In this study, we also performed an investigation to compare SSOH patients and age-matched mild- and moderate-stage glaucoma patients. RPC density in the SSOH patients was not significantly different overall or in the superior quadrant but was significantly higher in the inferior and temporal quadrants and lower in the nasal quadrant. These differences in RPC density are understandable, because the area of the nerve fiber layer that is vulnerable to damage is different in SSOH and glaucoma. Our finding also shows that RPC density may be valuable for assessing damage in SSOH. Theoretically, cpRNFLT damage in SSOH is developmental, while damage in glaucoma is secondary. However, the diagnostic power of RPC density to differentiate SSOH and glaucoma was not strong, and further study is needed to determine the relationship between cpRNFLT and vasculature.

Limitations of this cross-sectional study include a small size. This study is the first to investigate changes in RPC density in SSOH. Generally, sample size calculations are hard to perform in such exploratory studies. Another limitation was the use of a specific manufacturer-dependent method for the evaluation of RPC density, even though there are currently several differing methods of calculating RPC density with devices from different companies. We excluded patients with high myopia and applied a method [8] to compensate for optical magnification of the eye, and excluded the major central retinal vessels by using image processing with a Laplacian of Gaussian filter with noise reduction. Thus, we are the first to demonstrate the potential of RPC density measurement for SSOH diagnosis.

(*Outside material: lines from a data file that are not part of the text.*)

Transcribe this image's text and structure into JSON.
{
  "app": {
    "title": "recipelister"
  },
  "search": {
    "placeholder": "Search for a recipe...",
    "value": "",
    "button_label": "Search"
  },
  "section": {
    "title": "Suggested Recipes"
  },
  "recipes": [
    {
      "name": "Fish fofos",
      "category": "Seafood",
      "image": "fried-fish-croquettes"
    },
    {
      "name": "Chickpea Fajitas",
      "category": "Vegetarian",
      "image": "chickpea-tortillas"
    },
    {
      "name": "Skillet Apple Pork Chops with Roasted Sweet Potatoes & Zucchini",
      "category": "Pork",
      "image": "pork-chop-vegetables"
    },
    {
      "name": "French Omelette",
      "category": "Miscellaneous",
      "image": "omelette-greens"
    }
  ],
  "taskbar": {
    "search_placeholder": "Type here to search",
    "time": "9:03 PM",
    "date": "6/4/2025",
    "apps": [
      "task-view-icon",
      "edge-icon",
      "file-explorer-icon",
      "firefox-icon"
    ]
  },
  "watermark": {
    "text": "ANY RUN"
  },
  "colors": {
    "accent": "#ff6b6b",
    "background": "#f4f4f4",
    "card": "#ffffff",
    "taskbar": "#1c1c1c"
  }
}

We found that RPC density decreased in SSOH, and that changes in microcirculation were indicative of SSOH. However, it remains unclear whether these changes are congenital or secondary to retinal nerve fiber layer degeneration. In addition to cpRNFLT and the extension of the RPE over the nasal disc margin [4], OCT-A may be a new, non-invasive, objective instrument for SSOH diagnosis.